Un quadro f segnato da forze politiche affette da evidente poltronismo

Con esse certamente si favorisce la governabilità a scapito però della rappresentatività, tipicamente assicurata attraverso il sistema proporzionale. Con quest’ultimo, infatti, la ripartizione dei seggi avviene in misura proporzionale al risultato elettorale ottenuto dalle varie liste. Si tratta del sistema più democratico e inclusivo limitando l’astensionismo politico in quanto all’elettore si offre la scelta tra molte liste, tutte potenzialmente nella condizione di eleggere propri rappresentanti, clausole di sbarramento permettendo.  

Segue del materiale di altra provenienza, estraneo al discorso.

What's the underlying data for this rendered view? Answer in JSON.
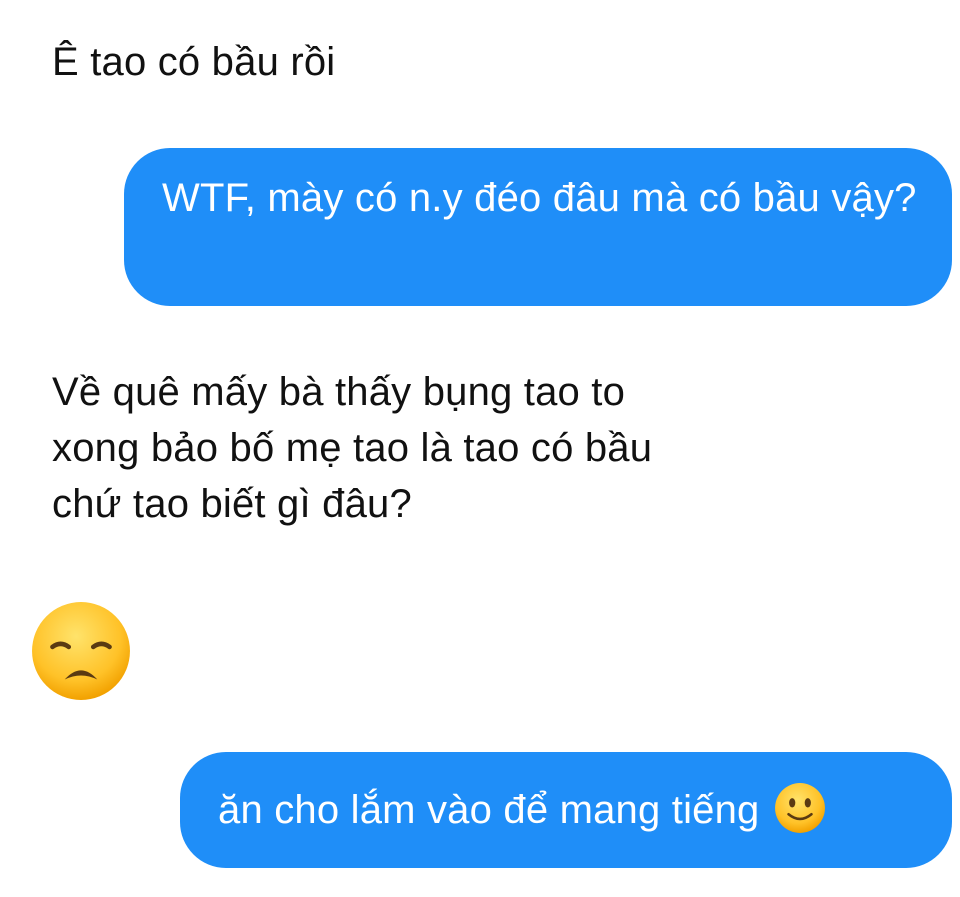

Dopo la pronuncia della Corte costituzionale, questo è oggi il sistema elettorale vigente in Italia. Tuttavia, in un quadro fortemente segnato da forze politiche affette da evidente poltronismo cioè dalla tendenza a non lasciare poltrone e posizioni governative, si potrebbe assistere ad una spinta per far deragliare il treno della riforma elettorale oppure, ipotesi alquanto remota, ad un’improvvisa accelerazione verso il voto. Oggi un voto con il proporzionale non darebbe nessuna maggioranza favorendo così nuovamente la nascita di un governo di larghe intese.  Del resto, la storia del proporzionale è la storia della prima repubblica che, specialmente nella sua fase terminale, decideva le coalizioni governative dopo il voto popolare. Con l’aggravante di una forte instabilità governativa malgrado la sostanziale tenuta degli equilibri politici di sistema favorita anche dalla vigenza del proporzionale. 

Verso una democrazia parlamentare deliberante

Ora se un’evoluzione c’è stata nel passaggio dal proporzionale al maggioritario è da rinvenirsi nella consapevolezza dell’elettore che ora sa di partecipare ad un processo politico ove la sua scelta, il suo voto, concorre a determinare quale coalizione governerà il Paese. Un passaggio quindi decisivo verso la costruzione di una democrazia parlamentare deliberante. Tuttavia, per effetto della vigenza del cd porcellum, questo meccanismo ha preso dapprima a scricchiolare per portare poi al vicolo cieco che ha sospinto il paese alle larghe intese ora ridottesi a piccole intese. In questo scenario la riforma della legge elettorale è divenuta la priorità politica dei lavori parlamentari per scongiurare l’eventuale ritorno al voto con la proporzionale.   

 

Garantire la centralità del Parlamento

Delle tre proposte sul tappeto quella che ritengo da prediligersi è il doppio turno alla francese in quanto dotata di una maggior capacità inclusiva e caratterizzata da una maggiore democraticità. Questo sistema consente, anche in un assetto tripolare, la polarizzazione delle forze politiche. Ha così il pregio di recuperare la partecipazione al voto perché consente la strutturazione di coalizioni tra partiti anche minori. La vittoria delle elezioni e quindi l’assegnazione della maggioranza dei seggi, è garantita sotto il profilo dell’equilibrio e del rispetto del principio democratico in quanto al primo turno si prevedono soglie molto alte (40/45%) per l’ottenimento del premio. Qualora non si raggiungano  le soglie indicate si procederà poi ad un secondo turno dove si confronteranno le due coalizioni più votate al primo turno, con il premio che sarà assegnato alla coalizione che supererà il 50 % dei suffragi.   

Rispetto a chi esprime preoccupazioni perché associa questo sistema al semipresidenzialismo francese, bisogna ricordare che fin quando il governo e il primo ministro saranno responsabili unicamente verso le assemblee elettive questo tipo di rischio non si corre rimanendo con ciò garantita la centralità del Parlamento. 

Da ultimo mi piacerebbe che, per quanto la materia sia intrisa di tecnicismo, possano prender parte a questa scelta le iscritte e gli iscritti del Partito democratico attraverso l’azione dei circoli territoriali che investiti finalmente nel merito e nei contenuti  potrebbero avviare un’azione di informazione e di raccolta delle preferenze dei militanti. Infatti, intorno a questa scelta che, in tutti i casi, sarà fondativa della nascente terza repubblica sarà fondamentale coinvolgere la più ambia base di partecipazione.